A new park is coming to the Des Moines metro, but this isn't your typical place to play ball.
The Des Moines Kiwanis club opened the first Miracle League Park in Iowa nearly five years ago. It's located downtown by Principal Park and serves more than 200 kids with special needs. This month, construction started on the state's second Miracle League Park, and this one has an extra component.
The Lust kids like to play ball. Mom Kerry Lust asks her son Brandon, “Do you like to hit the ball?” He replies, “Fun hit."
But, it's difficult for the 5 year-old to play on a typical league. Mrs. Lust says, "He has Autism, so he struggles with speech, communication and he has trouble with social skills. And, he has some motor skills problems with catching and throwing."
Brandon joined the Des Moines Miracle League this season. Buddies help each player during the game and the custom field is flat and free of obstacles. Kerry says, "Miracle League will give him an opportunity where he can play ball just like all the typical kids."
But, about 240 kids already play on the Des Moines Miracle League and there are plenty more families like the Lusts looking for a place to play closer to home.
Ankeny Kiwanis Club and Steering Committee Member Kerry Walter-Ashby says, "There's just a huge need throughout Ankeny. About 800 kids have registered with a form of disability. And, when you broaden that out through central Iowa, the number gets up to 3,100 to 3,500 kids with special needs."
A Miracle League Steering Committee in Ankeny started raising $1.2 million in 2011. The Kiwanis Club and city broke ground last fall, and Seamus Excavating started clearing the land last week. Walter-Ashby says, "It's a community wide initiative and anybody who would like to participate we will find a way to bring everybody together."
Plans also include a playground. This one will be all inclusive, so kids of all abilities can play together. Walter-Ashby says, "For example, there will be a component called a sway glider. The first glider that allows kids in wheelchairs to wheel the wheelchair right up into the apparatus and strap themselves in, ride the ride, and kids without mobility issues can push the glider and play alongside with other kids."
The playground will also feature a sensory wall, swings and components kids of all ages and abilities can enjoy. Kerry says, "It will be great because all three of them can play together.

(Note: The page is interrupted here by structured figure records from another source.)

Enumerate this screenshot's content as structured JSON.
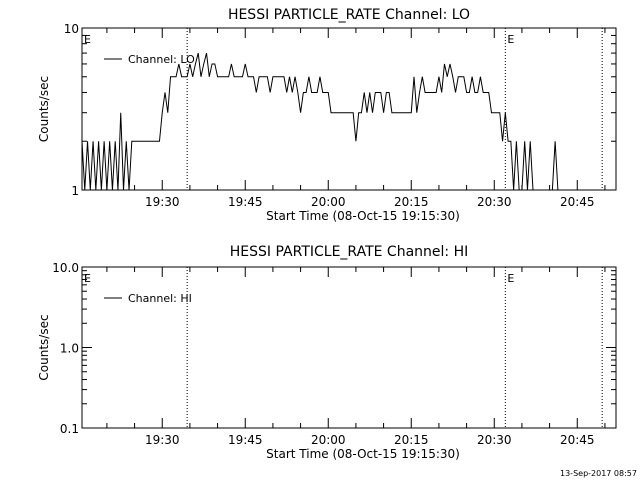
{
  "footer_timestamp": "13-Sep-2017 08:57",
  "chart_data": [
    {
      "type": "line",
      "title": "HESSI PARTICLE_RATE Channel: LO",
      "xlabel": "Start Time (08-Oct-15 19:15:30)",
      "ylabel": "Counts/sec",
      "y_scale": "log",
      "ylim": [
        1,
        10
      ],
      "y_ticks": [
        "10",
        "1"
      ],
      "x_tick_labels": [
        "19:30",
        "19:45",
        "20:00",
        "20:15",
        "20:30",
        "20:45"
      ],
      "legend": "top-left",
      "event_markers": [
        {
          "label": "E",
          "time": "19:15:30"
        },
        {
          "label": "",
          "time": "19:34:30"
        },
        {
          "label": "E",
          "time": "20:32:00"
        },
        {
          "label": "",
          "time": "20:49:30"
        }
      ],
      "series": [
        {
          "name": "Channel: LO",
          "time_minutes_after_start": [
            0,
            0.5,
            1,
            1.5,
            2,
            2.5,
            3,
            3.5,
            4,
            4.5,
            5,
            5.5,
            6,
            6.5,
            7,
            7.5,
            8,
            8.5,
            9,
            9.5,
            10,
            10.5,
            11,
            11.5,
            12,
            12.5,
            13,
            13.5,
            14,
            14.5,
            15,
            15.5,
            16,
            16.5,
            17,
            17.5,
            18,
            18.5,
            19,
            19.5,
            20,
            20.5,
            21,
            21.5,
            22,
            22.5,
            23,
            23.5,
            24,
            24.5,
            25,
            25.5,
            26,
            26.5,
            27,
            27.5,
            28,
            28.5,
            29,
            29.5,
            30,
            30.5,
            31,
            31.5,
            32,
            32.5,
            33,
            33.5,
            34,
            34.5,
            35,
            35.5,
            36,
            36.5,
            37,
            37.5,
            38,
            38.5,
            39,
            39.5,
            40,
            40.5,
            41,
            41.5,
            42,
            42.5,
            43,
            43.5,
            44,
            44.5,
            45,
            45.5,
            46,
            46.5,
            47,
            47.5,
            48,
            48.5,
            49,
            49.5,
            50,
            50.5,
            51,
            51.5,
            52,
            52.5,
            53,
            53.5,
            54,
            54.5,
            55,
            55.5,
            56,
            56.5,
            57,
            57.5,
            58,
            58.5,
            59,
            59.5,
            60,
            60.5,
            61,
            61.5,
            62,
            62.5,
            63,
            63.5,
            64,
            64.5,
            65,
            65.5,
            66,
            66.5,
            67,
            67.5,
            68,
            68.5,
            69,
            69.5,
            70,
            70.5,
            71,
            71.5,
            72,
            72.5,
            73,
            73.5,
            74,
            74.5,
            75,
            75.5,
            76,
            76.5,
            77,
            77.5,
            78,
            78.5,
            79,
            79.5,
            80,
            80.5,
            81,
            81.5,
            82,
            82.5,
            83,
            83.5,
            84,
            84.5,
            85,
            85.5,
            86,
            86.5,
            87,
            87.5,
            88,
            88.5,
            89,
            89.5,
            90,
            90.5,
            91,
            91.5,
            92,
            92.5,
            93
          ],
          "values": [
            2,
            1,
            2,
            1,
            2,
            1,
            2,
            1,
            2,
            1,
            2,
            1,
            2,
            1,
            3,
            1,
            2,
            1,
            2,
            2,
            2,
            2,
            2,
            2,
            2,
            2,
            2,
            2,
            2,
            3,
            4,
            3,
            5,
            5,
            5,
            6,
            5,
            5,
            5,
            6,
            5,
            6,
            7,
            5,
            6,
            7,
            5,
            6,
            6,
            5,
            5,
            5,
            5,
            5,
            6,
            5,
            5,
            5,
            5,
            6,
            5,
            5,
            5,
            4,
            5,
            5,
            5,
            5,
            4,
            5,
            5,
            5,
            5,
            5,
            4,
            5,
            4,
            5,
            4,
            3,
            4,
            4,
            5,
            4,
            4,
            4,
            5,
            4,
            4,
            4,
            3,
            3,
            3,
            3,
            3,
            3,
            3,
            3,
            3,
            2,
            3,
            3,
            4,
            3,
            4,
            3,
            4,
            4,
            4,
            3,
            4,
            4,
            3,
            3,
            3,
            3,
            3,
            3,
            3,
            3,
            5,
            3,
            4,
            5,
            4,
            4,
            4,
            4,
            4,
            5,
            4,
            6,
            5,
            6,
            5,
            4,
            5,
            5,
            5,
            4,
            4,
            5,
            4,
            4,
            5,
            4,
            4,
            4,
            3,
            3,
            3,
            3,
            2,
            3,
            2,
            2,
            1,
            2,
            1,
            1,
            2,
            1,
            2,
            1,
            1,
            1,
            1,
            1,
            1,
            1,
            1,
            2,
            1,
            1,
            1,
            1,
            1,
            1,
            1
          ]
        }
      ]
    },
    {
      "type": "line",
      "title": "HESSI PARTICLE_RATE Channel: HI",
      "xlabel": "Start Time (08-Oct-15 19:15:30)",
      "ylabel": "Counts/sec",
      "y_scale": "log",
      "ylim": [
        0.1,
        10
      ],
      "y_ticks": [
        "10.0",
        "1.0",
        "0.1"
      ],
      "x_tick_labels": [
        "19:30",
        "19:45",
        "20:00",
        "20:15",
        "20:30",
        "20:45"
      ],
      "legend": "top-left",
      "event_markers": [
        {
          "label": "E",
          "time": "19:15:30"
        },
        {
          "label": "",
          "time": "19:34:30"
        },
        {
          "label": "E",
          "time": "20:32:00"
        },
        {
          "label": "",
          "time": "20:49:30"
        }
      ],
      "series": [
        {
          "name": "Channel: HI",
          "time_minutes_after_start": [],
          "values": []
        }
      ]
    }
  ]
}
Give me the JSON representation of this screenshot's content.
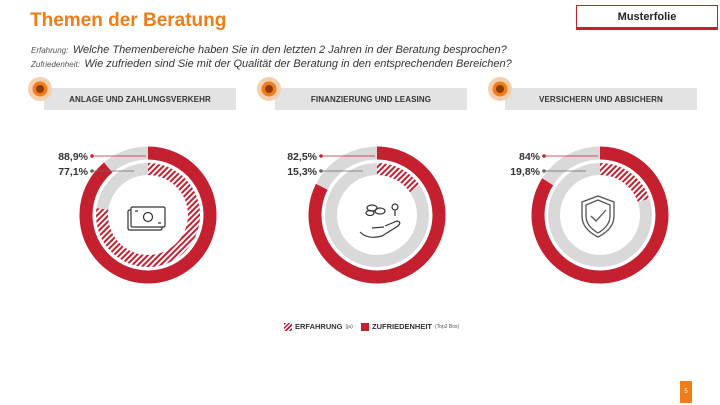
{
  "header": {
    "title": "Themen der Beratung",
    "badge": "Musterfolie",
    "q1_label": "Erfahrung:",
    "q1_text": "Welche Themenbereiche haben Sie in den letzten 2 Jahren in der Beratung besprochen?",
    "q2_label": "Zufriedenheit:",
    "q2_text": "Wie zufrieden sind Sie mit der Qualität der Beratung in den entsprechenden Bereichen?"
  },
  "colors": {
    "accent": "#ee7d1a",
    "red": "#c4202f",
    "grey": "#d9d9d9",
    "tag_bg": "#e3e3e3"
  },
  "chart_data": [
    {
      "type": "donut",
      "title": "ANLAGE UND ZAHLUNGSVERKEHR",
      "icon": "money-bill-icon",
      "series": [
        {
          "name": "ERFAHRUNG",
          "value": 77.1,
          "label": "77,1%"
        },
        {
          "name": "ZUFRIEDENHEIT",
          "value": 88.9,
          "label": "88,9%"
        }
      ]
    },
    {
      "type": "donut",
      "title": "FINANZIERUNG UND LEASING",
      "icon": "hand-coins-icon",
      "series": [
        {
          "name": "ERFAHRUNG",
          "value": 15.3,
          "label": "15,3%"
        },
        {
          "name": "ZUFRIEDENHEIT",
          "value": 82.5,
          "label": "82,5%"
        }
      ]
    },
    {
      "type": "donut",
      "title": "VERSICHERN UND ABSICHERN",
      "icon": "shield-check-icon",
      "series": [
        {
          "name": "ERFAHRUNG",
          "value": 19.8,
          "label": "19,8%"
        },
        {
          "name": "ZUFRIEDENHEIT",
          "value": 84,
          "label": "84%"
        }
      ]
    }
  ],
  "legend": {
    "experience": "ERFAHRUNG",
    "experience_sub": "(ja)",
    "satisfaction": "ZUFRIEDENHEIT",
    "satisfaction_sub": "(Top2 Box)"
  },
  "footer": {
    "page": "5"
  }
}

The group is close to its goal through pledges, but it still needs more cash to start the all-inclusive playground. You can help by donating or by voting. The group is in the running for $25,000 worth of playground equipment through a Facebook contest. You can vote daily through June 15th. Click here to vote and for more information.
Organizers say the field should be finished by fall. They hope to start signing up players this summer.